By looking into the SNP interactions selected by FIM, IG, MDR, SH, BEAM, and PLR, we found that they indeed detect some ground truth SNP interactions which cannot be detected by statistical filtering methods. These methods have their merits by considering the interaction effects, and taking account of nonlinearity and complexity of the SNP interactions. Moreover, some of the methods, such as SH, have explicitly devised principles to detect the SNP interactions with insignificant marginal effects. An interesting observation is: although some of the ground truth SNP interactions are detected, many false positives are also highly ranked by these methods, and the false positive SNPs are usually mistakenly selected as interacting with the ground truth SNPs having strong marginal effects. Therefore, the performance of these methods is heavily weakened by the false positives. The criterion functions of these methods are not sensitive enough to differentiate ground truth SNPs from false positives, due to various reasons, e.g. multiple testing, high degrees of freedom, and the improper underlying model.

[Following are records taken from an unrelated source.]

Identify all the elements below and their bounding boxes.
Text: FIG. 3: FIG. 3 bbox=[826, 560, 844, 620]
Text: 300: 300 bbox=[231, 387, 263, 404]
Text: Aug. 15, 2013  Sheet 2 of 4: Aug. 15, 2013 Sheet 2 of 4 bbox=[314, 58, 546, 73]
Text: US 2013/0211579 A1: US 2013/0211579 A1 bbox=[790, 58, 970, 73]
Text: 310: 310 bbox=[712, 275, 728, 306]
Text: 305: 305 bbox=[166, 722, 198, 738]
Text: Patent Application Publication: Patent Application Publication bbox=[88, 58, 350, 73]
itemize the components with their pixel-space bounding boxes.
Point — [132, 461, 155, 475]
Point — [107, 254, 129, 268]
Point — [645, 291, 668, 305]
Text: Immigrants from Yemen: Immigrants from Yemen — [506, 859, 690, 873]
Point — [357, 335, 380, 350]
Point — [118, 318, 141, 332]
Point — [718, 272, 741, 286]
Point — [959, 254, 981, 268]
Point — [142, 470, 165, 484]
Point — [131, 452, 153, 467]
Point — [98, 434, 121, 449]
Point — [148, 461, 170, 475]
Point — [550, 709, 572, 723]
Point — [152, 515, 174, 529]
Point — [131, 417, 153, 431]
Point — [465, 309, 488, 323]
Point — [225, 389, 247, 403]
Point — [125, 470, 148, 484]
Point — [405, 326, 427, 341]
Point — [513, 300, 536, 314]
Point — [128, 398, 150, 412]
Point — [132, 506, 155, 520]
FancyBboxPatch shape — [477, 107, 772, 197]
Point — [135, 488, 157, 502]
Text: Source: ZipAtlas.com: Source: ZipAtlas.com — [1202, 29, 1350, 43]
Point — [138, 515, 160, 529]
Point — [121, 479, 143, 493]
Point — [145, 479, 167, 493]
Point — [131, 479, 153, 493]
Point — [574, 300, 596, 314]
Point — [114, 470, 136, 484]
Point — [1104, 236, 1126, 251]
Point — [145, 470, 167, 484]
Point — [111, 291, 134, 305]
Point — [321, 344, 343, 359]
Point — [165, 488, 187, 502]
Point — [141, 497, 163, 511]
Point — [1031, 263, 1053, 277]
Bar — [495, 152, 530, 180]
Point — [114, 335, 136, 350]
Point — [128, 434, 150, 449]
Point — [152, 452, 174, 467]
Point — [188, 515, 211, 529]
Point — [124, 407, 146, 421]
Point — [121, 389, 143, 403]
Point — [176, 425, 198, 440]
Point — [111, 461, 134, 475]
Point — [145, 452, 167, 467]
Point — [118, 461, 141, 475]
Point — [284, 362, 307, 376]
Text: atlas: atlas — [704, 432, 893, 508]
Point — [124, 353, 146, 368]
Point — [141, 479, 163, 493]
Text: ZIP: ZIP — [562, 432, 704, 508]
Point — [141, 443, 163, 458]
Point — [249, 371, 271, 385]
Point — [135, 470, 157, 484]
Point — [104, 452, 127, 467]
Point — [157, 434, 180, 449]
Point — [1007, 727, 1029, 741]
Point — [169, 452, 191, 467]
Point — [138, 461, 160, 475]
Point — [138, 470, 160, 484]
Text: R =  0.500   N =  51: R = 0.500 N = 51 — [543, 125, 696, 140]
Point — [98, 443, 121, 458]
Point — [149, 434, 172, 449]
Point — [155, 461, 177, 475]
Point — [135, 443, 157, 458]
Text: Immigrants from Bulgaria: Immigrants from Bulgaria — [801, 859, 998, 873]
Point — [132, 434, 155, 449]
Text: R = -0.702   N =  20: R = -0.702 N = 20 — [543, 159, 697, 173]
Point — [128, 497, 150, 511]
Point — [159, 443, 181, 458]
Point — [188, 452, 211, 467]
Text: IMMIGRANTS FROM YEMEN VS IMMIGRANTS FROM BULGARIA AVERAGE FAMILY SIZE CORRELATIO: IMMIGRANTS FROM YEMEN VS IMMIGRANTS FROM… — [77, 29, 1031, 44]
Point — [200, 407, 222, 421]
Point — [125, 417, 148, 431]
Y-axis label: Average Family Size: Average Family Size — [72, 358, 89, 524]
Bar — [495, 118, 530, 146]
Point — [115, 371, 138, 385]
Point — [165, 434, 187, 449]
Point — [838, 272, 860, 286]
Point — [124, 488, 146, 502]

As to computational complexity, the run time of statistical filtering methods is quite modest on the 100-SNP data and goes up linearly on the 1000-SNP data. For methods considering interactions, the run time goes up quickly. Among them, SH is the fastest but its efficiency is obtained by paying the price of SNP discovery accuracy. For IG, FIT and BEAM, the computation increases at least quadratically with the number of SNPs. We are questioning their applicability for the real scenario, since with about 500k SNPs, it is estimated to take at least (for IG) 300 days. For MDR and PLR, the computation burden is even heavier, which makes their applicability unrealistic on large datasets. Certainly, the algorithms considering the interactions are still useful and applicable for candidate gene based association studies, alternatively, they can serve as post processing methods after pre-screening the whole SNPs into a manageable size using some other methods such as the statistical filtering methods.
Detection of informative SNP markers associated with complex genetic diseases is a challenging task, due to the particular SNP data characteristics and biological facts such as the large number of SNPs and nonlinear and complex SNP interactions of unknown a priori form. Many methods have been proposed in this field trying to enhance both sensitivity and computational efficiency. But so far there have been no studies giving a comprehensive evaluation of methods and guidelines for their applicability. This paper proposed a comparative study on the representative GWAS methods, in which multidimensional performance is measured via run time, ROC, AUC and sensitivity. From the results on simulation data, we see that although the newly proposed methods [4-7] obtain benefits at detecting SNP interactions with weak marginal effects, they do not gain apparently improved performance compared to traditional statistical filtering methods. We realize that the criterion functions need to be sensitive enough to differentiate those true SNP interactions from false positives caused by marginal effects. And the heuristic search strategies needs to be further explored according to data characteristics so that efficiency is achieved without too much sacrifice in performance. The software of MDR, BEAM, SH, and PLR can be found in either the original papers or the authors' websites. For the convenience of peers, we also provide free software on the other 5 methods at: http://www.cbil.ece.vt.edu/ResearchOngoingSNP.htm
This work was supported in part by the US National Institutes of Health under Grant HL090567.